3. Navio de pesquisas

Navio de pesquisa hidroceanográfico Vital de Oliveira no Rio de Janeiro

O Navio Hidroceanográfico de Pesquisa Vital de Oliveira chegou ao Rio de Janeiro no ano passado para ampliar a pesquisa oceanográfica no Brasil. Ele é o navio de pesquisas mais moderno que o Brasil já teve, com 28 equipamentos de alta precisão – incluindo um robô capaz de mergulhar até 4 mil metros.

O Vital de Oliveira foi comprado através de uma parceria entre os ministérios da Defesa e da Ciência, Tecnologia e Inovação, com a Vale e a Petrobras, por R$ 162 milhões. Para custear as atividades do navio, são necessários R$ 32 milhões por ano.

Por que parou?

O atual Ministério da Ciência, Tecnologia, Inovações e Comunicações explica que está em fase final a criação de um acordo entre todas as partes para criar um comitê gestor do navio. Até o final de 2016, o navio fica sob administração da Marinha.

“Nestas negociações, ficou claro que a manutenção e operação do navio não poderia onerar somente a Marinha do Brasil. Assim, negociou-se o aporte de recursos de todos os partícipes para garantir a sustentabilidade do empreendimento”, explica Gilberto Kassab, ministro da Ciência, Tecnologia, Inovações e Comunicações.
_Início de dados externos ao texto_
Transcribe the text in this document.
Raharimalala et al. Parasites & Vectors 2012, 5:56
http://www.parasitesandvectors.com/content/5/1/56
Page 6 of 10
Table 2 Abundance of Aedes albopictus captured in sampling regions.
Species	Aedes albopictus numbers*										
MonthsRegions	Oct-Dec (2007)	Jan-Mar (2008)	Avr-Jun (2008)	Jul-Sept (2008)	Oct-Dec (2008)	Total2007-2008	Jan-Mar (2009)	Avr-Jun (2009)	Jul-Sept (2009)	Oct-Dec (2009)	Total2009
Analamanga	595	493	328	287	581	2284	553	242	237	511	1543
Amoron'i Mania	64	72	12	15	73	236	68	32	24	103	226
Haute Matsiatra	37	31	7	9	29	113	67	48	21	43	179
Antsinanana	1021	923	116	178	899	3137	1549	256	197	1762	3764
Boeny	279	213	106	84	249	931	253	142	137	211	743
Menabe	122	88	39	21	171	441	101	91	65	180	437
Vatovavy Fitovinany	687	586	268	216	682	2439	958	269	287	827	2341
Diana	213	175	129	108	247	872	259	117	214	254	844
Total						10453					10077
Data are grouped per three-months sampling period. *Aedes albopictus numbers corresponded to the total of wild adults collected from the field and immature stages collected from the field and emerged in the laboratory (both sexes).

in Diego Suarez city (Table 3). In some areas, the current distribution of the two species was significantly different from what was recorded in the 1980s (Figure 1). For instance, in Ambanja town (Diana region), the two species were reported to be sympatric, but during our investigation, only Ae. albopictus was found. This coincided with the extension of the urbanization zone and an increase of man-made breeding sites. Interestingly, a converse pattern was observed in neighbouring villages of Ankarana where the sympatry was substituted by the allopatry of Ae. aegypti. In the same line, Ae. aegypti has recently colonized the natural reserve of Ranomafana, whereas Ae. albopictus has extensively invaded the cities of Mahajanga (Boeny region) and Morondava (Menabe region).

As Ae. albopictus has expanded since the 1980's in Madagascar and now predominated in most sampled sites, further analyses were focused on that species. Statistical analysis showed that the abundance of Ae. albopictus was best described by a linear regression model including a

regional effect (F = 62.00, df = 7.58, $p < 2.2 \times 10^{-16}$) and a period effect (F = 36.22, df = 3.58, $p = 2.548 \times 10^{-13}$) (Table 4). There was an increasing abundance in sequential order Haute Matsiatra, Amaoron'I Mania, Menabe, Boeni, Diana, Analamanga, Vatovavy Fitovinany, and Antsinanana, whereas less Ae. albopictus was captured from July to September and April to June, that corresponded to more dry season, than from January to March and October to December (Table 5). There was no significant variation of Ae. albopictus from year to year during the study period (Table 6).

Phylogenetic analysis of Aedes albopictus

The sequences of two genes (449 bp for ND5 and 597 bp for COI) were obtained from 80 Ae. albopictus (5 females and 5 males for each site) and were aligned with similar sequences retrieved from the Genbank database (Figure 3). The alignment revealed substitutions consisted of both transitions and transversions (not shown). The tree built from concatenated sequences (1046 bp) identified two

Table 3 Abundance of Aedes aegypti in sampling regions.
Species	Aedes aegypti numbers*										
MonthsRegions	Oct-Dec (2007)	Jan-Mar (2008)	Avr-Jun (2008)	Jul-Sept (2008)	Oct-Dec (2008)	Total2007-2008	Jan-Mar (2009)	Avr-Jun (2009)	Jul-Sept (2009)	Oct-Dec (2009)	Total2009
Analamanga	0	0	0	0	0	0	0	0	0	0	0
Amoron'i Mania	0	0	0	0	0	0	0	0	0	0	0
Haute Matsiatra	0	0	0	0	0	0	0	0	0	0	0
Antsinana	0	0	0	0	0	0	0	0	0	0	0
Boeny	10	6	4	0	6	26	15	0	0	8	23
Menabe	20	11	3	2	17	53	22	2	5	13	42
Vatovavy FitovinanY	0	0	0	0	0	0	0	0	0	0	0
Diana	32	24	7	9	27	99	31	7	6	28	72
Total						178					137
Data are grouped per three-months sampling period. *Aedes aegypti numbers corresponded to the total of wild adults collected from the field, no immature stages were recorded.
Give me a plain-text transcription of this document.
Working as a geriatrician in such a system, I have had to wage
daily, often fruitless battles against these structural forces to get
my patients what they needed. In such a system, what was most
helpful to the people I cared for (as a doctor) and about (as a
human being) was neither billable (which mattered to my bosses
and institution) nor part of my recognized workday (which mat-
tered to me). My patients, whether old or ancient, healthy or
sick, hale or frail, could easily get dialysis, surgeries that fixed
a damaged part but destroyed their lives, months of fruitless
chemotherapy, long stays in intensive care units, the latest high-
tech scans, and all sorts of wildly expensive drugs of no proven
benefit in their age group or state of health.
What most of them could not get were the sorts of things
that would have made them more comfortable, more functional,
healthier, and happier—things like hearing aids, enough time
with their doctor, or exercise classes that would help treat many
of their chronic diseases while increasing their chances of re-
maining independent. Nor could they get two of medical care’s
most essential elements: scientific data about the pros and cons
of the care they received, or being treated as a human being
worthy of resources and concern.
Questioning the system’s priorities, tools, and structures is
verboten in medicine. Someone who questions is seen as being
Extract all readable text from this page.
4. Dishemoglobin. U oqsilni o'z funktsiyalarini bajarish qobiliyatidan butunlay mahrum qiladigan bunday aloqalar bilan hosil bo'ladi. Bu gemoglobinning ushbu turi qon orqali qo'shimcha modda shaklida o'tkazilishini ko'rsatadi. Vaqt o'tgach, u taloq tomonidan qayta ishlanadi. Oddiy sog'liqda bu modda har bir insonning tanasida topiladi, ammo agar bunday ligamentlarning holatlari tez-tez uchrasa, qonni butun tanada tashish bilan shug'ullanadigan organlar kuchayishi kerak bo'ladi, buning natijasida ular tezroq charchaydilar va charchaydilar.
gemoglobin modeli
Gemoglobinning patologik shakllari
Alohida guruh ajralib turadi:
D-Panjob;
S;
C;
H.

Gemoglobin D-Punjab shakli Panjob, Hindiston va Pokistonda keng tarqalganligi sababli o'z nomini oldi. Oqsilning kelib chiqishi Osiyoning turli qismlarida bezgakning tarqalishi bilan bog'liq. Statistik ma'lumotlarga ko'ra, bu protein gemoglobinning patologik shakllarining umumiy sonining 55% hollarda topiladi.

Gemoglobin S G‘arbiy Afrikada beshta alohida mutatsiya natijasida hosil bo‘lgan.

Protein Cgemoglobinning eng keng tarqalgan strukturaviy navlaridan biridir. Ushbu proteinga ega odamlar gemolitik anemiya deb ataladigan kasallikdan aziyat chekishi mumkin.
Na semana passada, representantes de instituições do setor de inovação e ciências se reuniram com o ministro Gilberto Kassab para pedir que o investimento retorne ao valor de 2013. Em entrevista à BBC Brasil, o ministro afirmou que o pedido foi levado à área econômica do governo federal, que já descontingenciou R$ 1 bilhão para essa finalidade. “Trata-se do início da recomposição orçamentária, que, diante das circunstâncias atuais, é muito significativa e ocorrerá de forma gradual, dentro das possibilidades financeiras”, explicou.